Non-Activating Integrin β3(R734C) Mutation Associated with Macrothrombocytopenia and Impaired Platelet Function

Introduction
We and others identified several mutations in ITGA2B or ITGB3 associated with congenital macrothrombocytopenia. These mutations are located around transmembrane domains of αIIb or β3, and basically induce constitutive activation of αIIbβ3. Recently, we identified a mutation, β3(R734C), which is located in cytoplasmic tail of β3 without inducing αIIbβ3 activation in a Japanese family with macrothrombocytopenia. We analyzed the effect of the mutation on platelet production and function using knock-in (KI) mice.

Cases and Transfection assay
The proband was a 14-year-old Japanese girl, who showed macrothrombocytopenia with 60-90 x 10⁹/L platelet counts and mild bleeding tendency. Her mother, her maternal aunt and a cousin also showed macrothrombocytopenia. The expression of αIIbβ3 on their platelets was decreased to ~50% of healthy control. GPVI expression was decreased, whereas GPIb expression was increased probably due to the increase in platelet size. Genetic analysis revealed that all affected subjects were heterozygous of β3(R734C) mutation. No PAC-1 binding was observed to the platelets of the affected subjects or αIIbβ3(R734C)-transfected 293T cells, indicating that the mutation does not cause αIIbβ3 activation.

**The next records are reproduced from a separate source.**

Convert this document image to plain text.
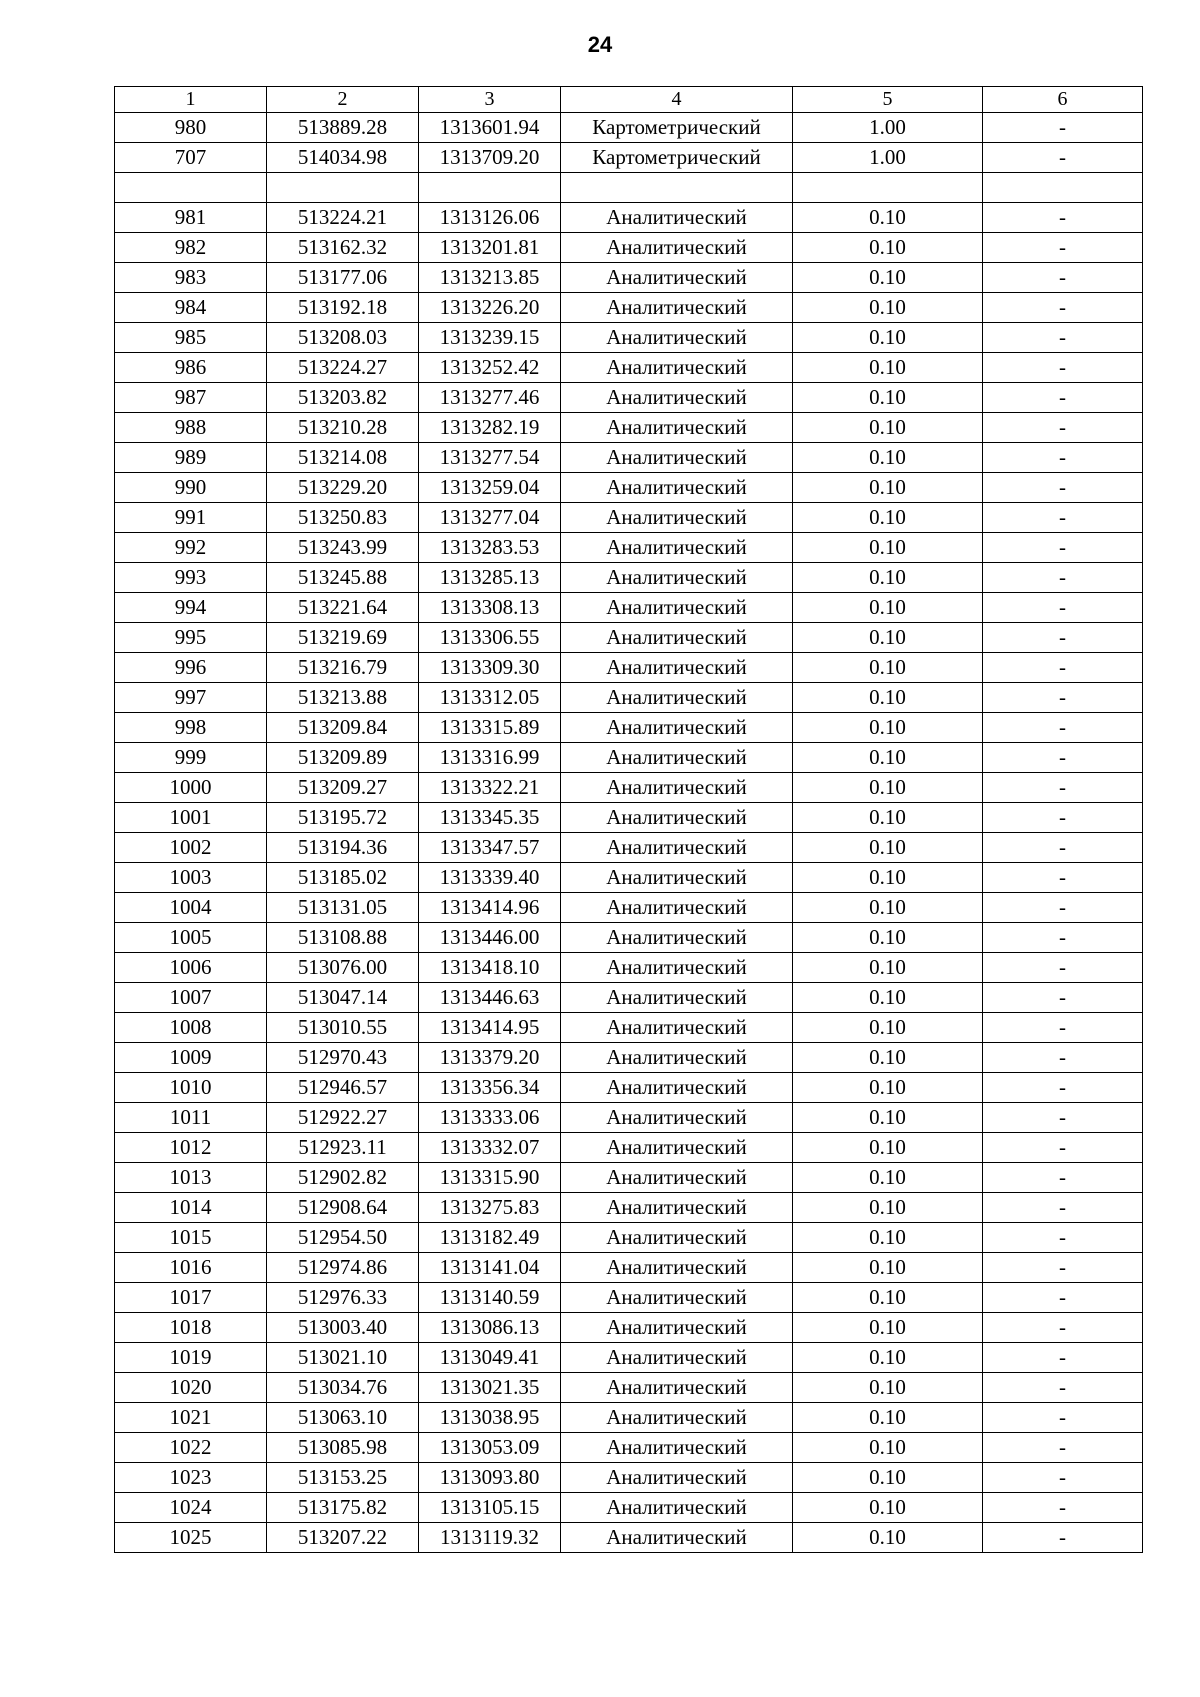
24
1	2	3	4	5	6
980	513889.28	1313601.94	Картометрический	1.00	-
707	514034.98	1313709.20	Картометрический	1.00	-

981	513224.21	1313126.06	Аналитический	0.10	-
982	513162.32	1313201.81	Аналитический	0.10	-
983	513177.06	1313213.85	Аналитический	0.10	-
984	513192.18	1313226.20	Аналитический	0.10	-
985	513208.03	1313239.15	Аналитический	0.10	-
986	513224.27	1313252.42	Аналитический	0.10	-
987	513203.82	1313277.46	Аналитический	0.10	-
988	513210.28	1313282.19	Аналитический	0.10	-
989	513214.08	1313277.54	Аналитический	0.10	-
990	513229.20	1313259.04	Аналитический	0.10	-
991	513250.83	1313277.04	Аналитический	0.10	-
992	513243.99	1313283.53	Аналитический	0.10	-
993	513245.88	1313285.13	Аналитический	0.10	-
994	513221.64	1313308.13	Аналитический	0.10	-
995	513219.69	1313306.55	Аналитический	0.10	-
996	513216.79	1313309.30	Аналитический	0.10	-
997	513213.88	1313312.05	Аналитический	0.10	-
998	513209.84	1313315.89	Аналитический	0.10	-
999	513209.89	1313316.99	Аналитический	0.10	-
1000	513209.27	1313322.21	Аналитический	0.10	-
1001	513195.72	1313345.35	Аналитический	0.10	-
1002	513194.36	1313347.57	Аналитический	0.10	-
1003	513185.02	1313339.40	Аналитический	0.10	-
1004	513131.05	1313414.96	Аналитический	0.10	-
1005	513108.88	1313446.00	Аналитический	0.10	-
1006	513076.00	1313418.10	Аналитический	0.10	-
1007	513047.14	1313446.63	Аналитический	0.10	-
1008	513010.55	1313414.95	Аналитический	0.10	-
1009	512970.43	1313379.20	Аналитический	0.10	-
1010	512946.57	1313356.34	Аналитический	0.10	-
1011	512922.27	1313333.06	Аналитический	0.10	-
1012	512923.11	1313332.07	Аналитический	0.10	-
1013	512902.82	1313315.90	Аналитический	0.10	-
1014	512908.64	1313275.83	Аналитический	0.10	-
1015	512954.50	1313182.49	Аналитический	0.10	-
1016	512974.86	1313141.04	Аналитический	0.10	-
1017	512976.33	1313140.59	Аналитический	0.10	-
1018	513003.40	1313086.13	Аналитический	0.10	-
1019	513021.10	1313049.41	Аналитический	0.10	-
1020	513034.76	1313021.35	Аналитический	0.10	-
1021	513063.10	1313038.95	Аналитический	0.10	-
1022	513085.98	1313053.09	Аналитический	0.10	-
1023	513153.25	1313093.80	Аналитический	0.10	-
1024	513175.82	1313105.15	Аналитический	0.10	-
1025	513207.22	1313119.32	Аналитический	0.10	-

Methods and Results of mouse studies
We generated β3(R734C) KI mouse (C57BL6/J background) by CRISPR/Cas9-mediated genome editing. The β3(R734C) KI mice were viable with no apparent bleeding tendency. Platelet counts of heterozygous (Hetero), and homozygous (Homo) KI mice were decreased relative to those of wild-type (WT) mice [WT: 1095 ± 52 (x10⁹/L), Hetero: 834 ± 93**, Homo: 445 ± 30** (mean±SD, **P<0.01 compared with WT, n=6 respectively)], with an increase in platelet size, indicating that β3(R734C) leads to macrothrombocytopenia. Moreover, the expression of αIIbβ3 and GPVI in platelets was decrease in KI mice like human subjects. Platelet aggregations were impaired in KI mice. JON/A binding was not detected on non-stimulated platelets and agonist-induced P-selectin and JON/A binding were impaired in homo KI mice, particularly in PAR4-AP stimulation. Platelet spreading on fibrinogen (Fgn) was impaired in KI mice with or without ADP and thrombin stimulation. Next, we analyzed megakaryocytes (Mgk) derived from bone marrow after 5 days incubation with murine thrombopoietin. Interestingly, the expression of αIIbβ3 in Mgk of KI mice was compatible with WT and the rate of filopodia and/or lamellipodia formation of Fgn-adhered Mgk was decreased in KI mice [WT: 78(%), Homo: 32(%) (P<0.01)]. RhoA activation was assessed by ELISA and it was significantly decreased in Fgn-adhered Mgk of KI mice [WT: 0.33±0.039, Homo: 0.16±0.029 (mean OD 490nm Δblank±SD, P<0.01)]. Finally, we observed impaired proplatelet formation of fetal liver derived-Mgk in KI mice [WT: 26.2±2.7(%), Homo: 15.2±1.9(%) (P<0.01)] with abnormal morphology (Figure 1). These results suggest that impaired αIIbβ3 outside-in signaling and cytoskeletal remodeling in KI mice lead to macrothrombocytopenia.

Conclusions
We revealed that a non-activating β3(R734C) is a causal mutation of macrothrombocytopenia in human and mouse. This mutation leads to impaired inside-out and outside-in signaling of αIIbβ3, which results in abnormal platelet production with impaired cytoskeletal reorganization. Our results also suggest that abnormal signaling induced by β3(R734C) causes reduced expression of GPVI, which has not been reported in other αIIbβ3-related macrothrombocytopenia.